何をもって歓喜するや

 問うて曰わく、初歓喜地の菩薩、この地の中にありて「多歓喜」と名づけて、もろもろの功徳を得ることをなすがゆえに、歓喜を地とす。法を歓喜すべし。何をもって歓喜するや。答えて曰わく、「常に諸仏および諸仏の大法を念ずれば、必定して希有の行なり。このゆえに歓喜多し」と。かくのごとき等の歓喜の因縁のゆえに、菩薩、初地の中にありて心に歓喜多し。「諸仏を念ず」というは、然燈等の過去の諸仏・阿弥陀等の現在の諸仏・弥勒等の将来の諸仏を念ずるなり。常にかくのごときの諸仏世尊を念ずれば、現に前にましますがごとし。

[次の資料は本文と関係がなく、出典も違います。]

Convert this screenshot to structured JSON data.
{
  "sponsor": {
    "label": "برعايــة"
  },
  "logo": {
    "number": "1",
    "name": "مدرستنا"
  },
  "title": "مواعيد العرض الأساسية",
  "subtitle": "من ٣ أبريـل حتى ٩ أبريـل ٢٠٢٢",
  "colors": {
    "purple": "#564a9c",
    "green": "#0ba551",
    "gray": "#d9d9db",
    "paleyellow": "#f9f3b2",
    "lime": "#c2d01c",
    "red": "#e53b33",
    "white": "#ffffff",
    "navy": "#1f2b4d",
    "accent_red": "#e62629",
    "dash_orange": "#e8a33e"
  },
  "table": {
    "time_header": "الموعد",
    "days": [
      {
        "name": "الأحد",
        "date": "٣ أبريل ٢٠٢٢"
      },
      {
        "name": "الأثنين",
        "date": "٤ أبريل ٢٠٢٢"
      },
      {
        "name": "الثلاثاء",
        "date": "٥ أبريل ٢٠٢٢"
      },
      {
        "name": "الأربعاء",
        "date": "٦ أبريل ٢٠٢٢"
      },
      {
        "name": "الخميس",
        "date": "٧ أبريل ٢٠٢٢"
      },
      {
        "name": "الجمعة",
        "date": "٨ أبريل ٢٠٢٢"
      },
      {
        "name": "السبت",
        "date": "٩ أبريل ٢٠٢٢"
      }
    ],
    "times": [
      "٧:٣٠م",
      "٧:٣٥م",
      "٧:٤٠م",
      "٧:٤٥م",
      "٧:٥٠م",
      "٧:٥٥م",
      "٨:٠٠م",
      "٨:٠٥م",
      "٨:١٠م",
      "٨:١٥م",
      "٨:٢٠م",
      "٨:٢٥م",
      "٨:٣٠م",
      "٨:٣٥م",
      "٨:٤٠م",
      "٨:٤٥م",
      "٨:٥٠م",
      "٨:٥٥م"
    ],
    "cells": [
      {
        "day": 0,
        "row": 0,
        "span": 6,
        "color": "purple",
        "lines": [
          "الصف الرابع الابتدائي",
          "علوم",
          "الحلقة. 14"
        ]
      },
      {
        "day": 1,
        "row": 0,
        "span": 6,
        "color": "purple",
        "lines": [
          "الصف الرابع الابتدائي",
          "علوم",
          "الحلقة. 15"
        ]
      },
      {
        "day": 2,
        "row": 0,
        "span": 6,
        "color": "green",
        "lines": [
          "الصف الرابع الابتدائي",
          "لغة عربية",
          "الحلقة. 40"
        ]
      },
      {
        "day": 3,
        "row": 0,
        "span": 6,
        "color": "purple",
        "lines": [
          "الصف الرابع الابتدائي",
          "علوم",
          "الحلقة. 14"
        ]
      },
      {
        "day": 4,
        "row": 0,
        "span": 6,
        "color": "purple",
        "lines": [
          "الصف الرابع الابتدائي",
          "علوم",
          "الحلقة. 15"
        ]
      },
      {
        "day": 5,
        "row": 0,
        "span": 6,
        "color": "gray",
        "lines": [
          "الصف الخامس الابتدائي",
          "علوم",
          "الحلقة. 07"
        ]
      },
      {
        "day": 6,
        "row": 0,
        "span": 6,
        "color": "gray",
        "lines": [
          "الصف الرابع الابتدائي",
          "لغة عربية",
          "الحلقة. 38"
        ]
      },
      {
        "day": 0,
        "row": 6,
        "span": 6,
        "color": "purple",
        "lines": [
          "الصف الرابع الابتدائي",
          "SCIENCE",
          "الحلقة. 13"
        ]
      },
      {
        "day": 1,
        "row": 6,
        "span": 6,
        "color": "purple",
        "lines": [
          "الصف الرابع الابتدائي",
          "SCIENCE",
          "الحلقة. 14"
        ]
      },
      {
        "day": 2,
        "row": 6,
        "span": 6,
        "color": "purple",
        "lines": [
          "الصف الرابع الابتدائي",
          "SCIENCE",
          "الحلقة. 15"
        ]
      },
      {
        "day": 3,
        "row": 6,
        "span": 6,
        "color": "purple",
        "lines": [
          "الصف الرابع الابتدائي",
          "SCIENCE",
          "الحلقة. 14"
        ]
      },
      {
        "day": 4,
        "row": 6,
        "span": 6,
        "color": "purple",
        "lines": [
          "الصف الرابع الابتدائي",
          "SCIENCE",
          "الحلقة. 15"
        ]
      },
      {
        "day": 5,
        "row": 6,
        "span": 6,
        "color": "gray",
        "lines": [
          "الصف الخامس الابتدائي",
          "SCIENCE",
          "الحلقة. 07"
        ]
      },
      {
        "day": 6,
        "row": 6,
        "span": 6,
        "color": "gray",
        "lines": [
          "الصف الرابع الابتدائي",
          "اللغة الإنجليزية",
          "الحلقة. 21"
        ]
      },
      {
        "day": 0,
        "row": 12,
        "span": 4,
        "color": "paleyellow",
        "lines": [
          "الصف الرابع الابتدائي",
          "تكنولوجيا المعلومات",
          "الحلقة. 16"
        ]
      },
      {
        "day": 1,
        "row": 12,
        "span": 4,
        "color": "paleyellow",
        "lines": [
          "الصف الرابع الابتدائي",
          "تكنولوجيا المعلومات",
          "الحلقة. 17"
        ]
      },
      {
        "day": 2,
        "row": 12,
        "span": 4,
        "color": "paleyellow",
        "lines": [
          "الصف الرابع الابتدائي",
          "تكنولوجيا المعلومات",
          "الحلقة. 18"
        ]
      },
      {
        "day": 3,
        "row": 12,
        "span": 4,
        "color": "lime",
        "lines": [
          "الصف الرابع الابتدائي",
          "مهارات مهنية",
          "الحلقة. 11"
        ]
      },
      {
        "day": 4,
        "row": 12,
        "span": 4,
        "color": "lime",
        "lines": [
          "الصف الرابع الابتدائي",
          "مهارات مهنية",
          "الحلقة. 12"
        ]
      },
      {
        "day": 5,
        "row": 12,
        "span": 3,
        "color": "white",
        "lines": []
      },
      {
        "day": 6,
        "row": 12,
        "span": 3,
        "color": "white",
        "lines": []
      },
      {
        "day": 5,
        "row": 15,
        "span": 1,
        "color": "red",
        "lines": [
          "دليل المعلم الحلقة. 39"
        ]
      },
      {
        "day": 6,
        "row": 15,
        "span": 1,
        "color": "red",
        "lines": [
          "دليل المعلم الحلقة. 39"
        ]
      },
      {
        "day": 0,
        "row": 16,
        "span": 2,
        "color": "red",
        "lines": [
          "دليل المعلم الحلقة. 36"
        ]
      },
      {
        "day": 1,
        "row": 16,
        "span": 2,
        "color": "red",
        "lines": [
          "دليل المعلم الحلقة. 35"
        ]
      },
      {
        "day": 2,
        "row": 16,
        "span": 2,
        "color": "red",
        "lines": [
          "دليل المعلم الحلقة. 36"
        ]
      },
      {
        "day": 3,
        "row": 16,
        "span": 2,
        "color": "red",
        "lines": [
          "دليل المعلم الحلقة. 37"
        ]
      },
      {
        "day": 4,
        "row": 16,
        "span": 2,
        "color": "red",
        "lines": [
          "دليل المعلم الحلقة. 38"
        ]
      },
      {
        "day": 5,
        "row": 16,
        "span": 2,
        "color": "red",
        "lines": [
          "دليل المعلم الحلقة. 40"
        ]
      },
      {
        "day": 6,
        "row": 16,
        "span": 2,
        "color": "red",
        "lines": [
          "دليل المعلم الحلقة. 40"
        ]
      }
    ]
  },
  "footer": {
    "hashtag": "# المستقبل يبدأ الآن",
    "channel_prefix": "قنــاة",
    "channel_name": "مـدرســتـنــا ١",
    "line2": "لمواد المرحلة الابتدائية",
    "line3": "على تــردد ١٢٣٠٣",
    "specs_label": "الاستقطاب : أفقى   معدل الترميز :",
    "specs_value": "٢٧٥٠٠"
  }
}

三界第一にして、よく勝れたる者ましまさず。このゆえに歓喜多し。

(教行信証・行卷「十住毘婆沙論」引用部分)

 親鸞は『浄土和讃』の最初に、仏教にとり一番大切な「念仏三昧」を示している。すなわち「弥陀の名号となえつつ 信心まことにうるひとは 憶念の心つねにして 仏恩報ずるおもいあり」と。「憶念の心つねにして」が念仏三昧です。念仏行の極まり、念仏行の完成です。いつでも、どこでも、なにをしていても、たとえ眠っているときですら、つねに仏はわれらを憶念していてくださる。だから、われらはいつも仏のお心の中にある。仏のお心が浄土だから、われらは浄土の住人だといっていい。仏がわたしをつねに憶念しておられるから、わたしも仏をつねに憶念している。心と心が通じ合っているから仏を疑わない。このようであることを「常にかくのごときの諸仏世尊を念ずれば、現に前にましますがごとし」という。行の一念に確立した行が完成する念仏行の極まりを「念仏三昧」という。念仏三昧に入るから菩薩八地の教化地という。